Byzantine fault tolerance protocols are not as strong as cryptographic protocols. They can also suffer from the sock puppet problem (also called in some literature the "Sybil" problem), in which one or a few liars control a much larger and sufficient fraction of network nodes, if the participants are not strongly identified as unique individuals. Thus where it is possible, we should augment these dense peer-to-peer protocols with or use instead stronger cryptographic schemes such as hashing and a variety of cryptographic signatures. If the Byzantine protocol is overcome by collusive liars in a way that cannot be detected before sufficient collusion occurs or prevented by cryptography, some outside manual "meta-protocol" is required to figure out who is lying and repair the network or create a new network containing the truthful state. For some kinds of communications, digital signatures and a chain of evidence based on cryptographic hash chains are a much stronger security against forgery. Byzantine protocols, with their imperfect detection and exclusion of liars, are to be relied on only where the lie is of a nature not amenable to prevention by cryptographic chains of evidence.
Sensors and effectors can be readily hooked up to these high-integrity networks. Cryptography can, for example, provide us an unforgeable chain of evidence from a security camera to our computer displays and an unforgeable return chain of command from our mice to a gun or a jail cell lock. Cryptography can also secure smart contracts with the local officials: a judge declares you bailable, said authorization being transmitted to your jail door. Your girlfriend fills out a web form which pays the bail bondsman with a credit card. The bondsman's computer debits her account and then puts up the digital bond, and the jail door opens. You're out and I don't get to date your kind-hearted girlfriend.
One popular piece of secure government that many people have worked on is secure voting.

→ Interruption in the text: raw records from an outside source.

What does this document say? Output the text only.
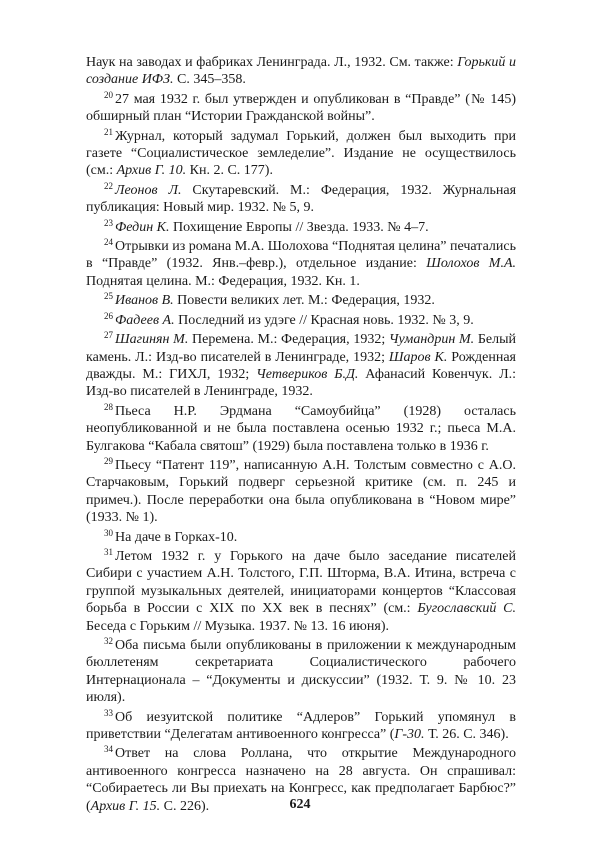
Наук на заводах и фабриках Ленинграда. Л., 1932. См. также: Горький и создание ИФЗ. С. 345–358.

$^{20}$ 27 мая 1932 г. был утвержден и опубликован в “Правде” (№ 145) обширный план “Истории Гражданской войны”.

$^{21}$ Журнал, который задумал Горький, должен был выходить при газете “Социалистическое земледелие”. Издание не осуществилось (см.: Архив Г. 10. Кн. 2. С. 177).

$^{22}$ Леонов Л. Скутаревский. М.: Федерация, 1932. Журнальная публикация: Новый мир. 1932. № 5, 9.

$^{23}$ Федин К. Похищение Европы // Звезда. 1933. № 4–7.

$^{24}$ Отрывки из романа М.А. Шолохова “Поднятая целина” печатались в “Правде” (1932. Янв.–февр.), отдельное издание: Шолохов М.А. Поднятая целина. М.: Федерация, 1932. Кн. 1.

$^{25}$ Иванов В. Повести великих лет. М.: Федерация, 1932.

$^{26}$ Фадеев А. Последний из удэге // Красная новь. 1932. № 3, 9.

$^{27}$ Шагинян М. Перемена. М.: Федерация, 1932; Чумандрин М. Белый камень. Л.: Изд-во писателей в Ленинграде, 1932; Шаров К. Рожденная дважды. М.: ГИХЛ, 1932; Четвериков Б.Д. Афанасий Ковенчук. Л.: Изд-во писателей в Ленинграде, 1932.

$^{28}$ Пьеса Н.Р. Эрдмана “Самоубийца” (1928) осталась неопубликованной и не была поставлена осенью 1932 г.; пьеса М.А. Булгакова “Кабала святош” (1929) была поставлена только в 1936 г.

$^{29}$ Пьесу “Патент 119”, написанную А.Н. Толстым совместно с А.О. Старчаковым, Горький подверг серьезной критике (см. п. 245 и примеч.). После переработки она была опубликована в “Новом мире” (1933. № 1).

$^{30}$ На даче в Горках-10.

$^{31}$ Летом 1932 г. у Горького на даче было заседание писателей Сибири с участием А.Н. Толстого, Г.П. Шторма, В.А. Итина, встреча с группой музыкальных деятелей, инициаторами концертов “Классовая борьба в России с XIX по XX век в песнях” (см.: Бугославский С. Беседа с Горьким // Музыка. 1937. № 13. 16 июня).

$^{32}$ Оба письма были опубликованы в приложении к международным бюллетеням секретариата Социалистического рабочего Интернационала – “Документы и дискуссии” (1932. Т. 9. № 10. 23 июля).

$^{33}$ Об иезуитской политике “Адлеров” Горький упомянул в приветствии “Делегатам антивоенного конгресса” (Г-30. Т. 26. С. 346).

$^{34}$ Ответ на слова Роллана, что открытие Международного антивоенного конгресса назначено на 28 августа. Он спрашивал: “Собираетесь ли Вы приехать на Конгресс, как предполагает Барбюс?” (Архив Г. 15. С. 226).	624
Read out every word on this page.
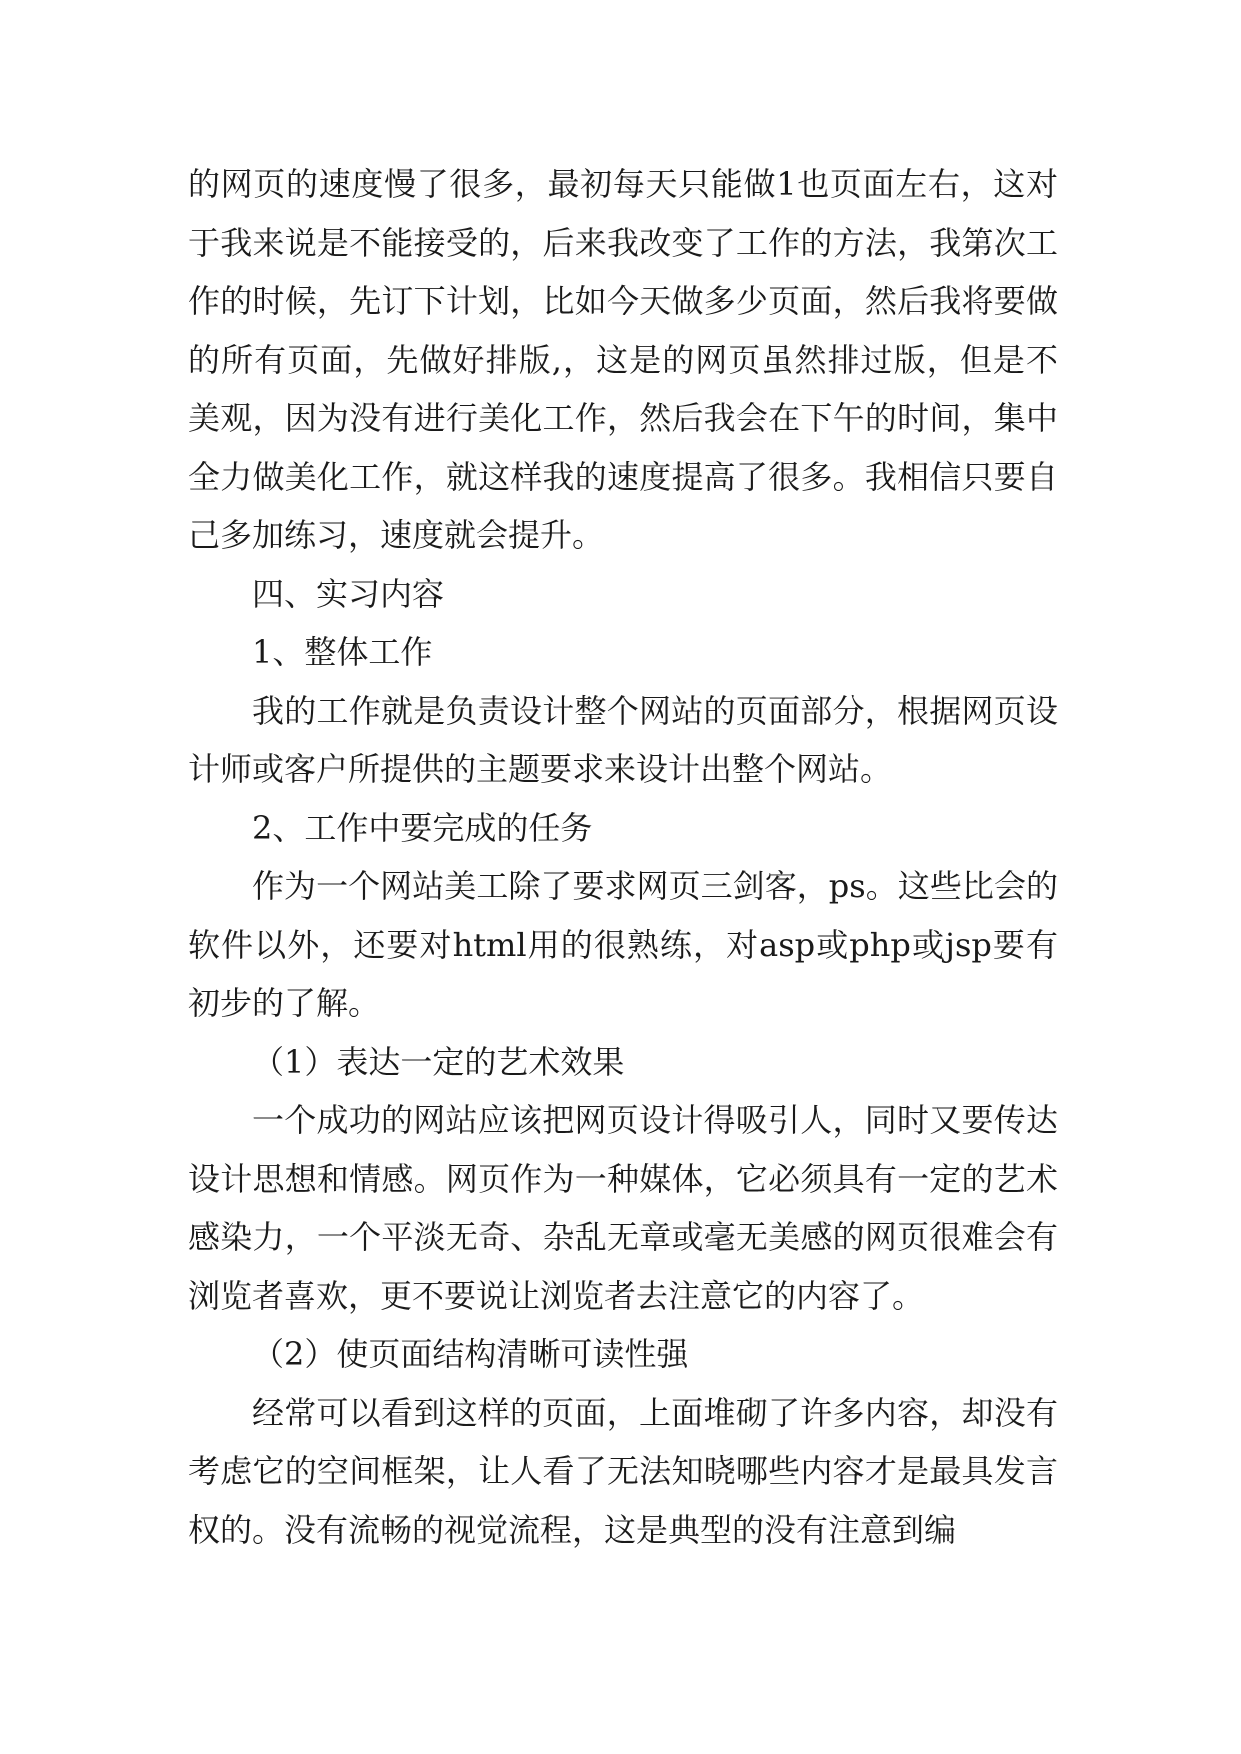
的网页的速度慢了很多，最初每天只能做1也页面左右，这对于我来说是不能接受的，后来我改变了工作的方法，我第次工作的时候，先订下计划，比如今天做多少页面，然后我将要做的所有页面，先做好排版,，这是的网页虽然排过版，但是不美观，因为没有进行美化工作，然后我会在下午的时间，集中全力做美化工作，就这样我的速度提高了很多。我相信只要自己多加练习，速度就会提升。

四、实习内容

1、整体工作

我的工作就是负责设计整个网站的页面部分，根据网页设计师或客户所提供的主题要求来设计出整个网站。

2、工作中要完成的任务

作为一个网站美工除了要求网页三剑客，ps。这些比会的软件以外，还要对html用的很熟练，对asp或php或jsp要有初步的了解。

（1）表达一定的艺术效果

一个成功的网站应该把网页设计得吸引人，同时又要传达设计思想和情感。网页作为一种媒体，它必须具有一定的艺术感染力，一个平淡无奇、杂乱无章或毫无美感的网页很难会有浏览者喜欢，更不要说让浏览者去注意它的内容了。

（2）使页面结构清晰可读性强

经常可以看到这样的页面，上面堆砌了许多内容，却没有考虑它的空间框架，让人看了无法知晓哪些内容才是最具发言权的。没有流畅的视觉流程，这是典型的没有注意到编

Several years ago I sketched an important sub-protocol of liar-resistant government, namely secure property titles (or, more generally, secure public registries). Such titles could, of course, include titles to political as well as real, personal, and intellectual property, and physical security devices such as sensors and weapons could be controlled based on them. In addition to to the cryptographic integrity of the records themselves, the public title registry can follow any rules of transfer in at least a Byzantine failure resistant way. Normal title transfers, signed over by the former owner, would be cryptographically strong.
Besides the obvious real property titles, domain names, and so, on, these registries could securely record and transfer the shares of a corporation. Bit gold, my sketch of an electronic currency that minimally relies on trust in any one person or organization, achieves this minimal vulnerability by using secure property titles. Satoshi Nakamoto has implemented BitCoin which very similarly uses a dense Byzantine fault tolerant peer-to-peer network and and cryptographic hash chains to ensure the integrity of a currency.
Making a number of important legal and political functions liar-resistant is on the horizon, and bits and pieces of this task are already being implemented.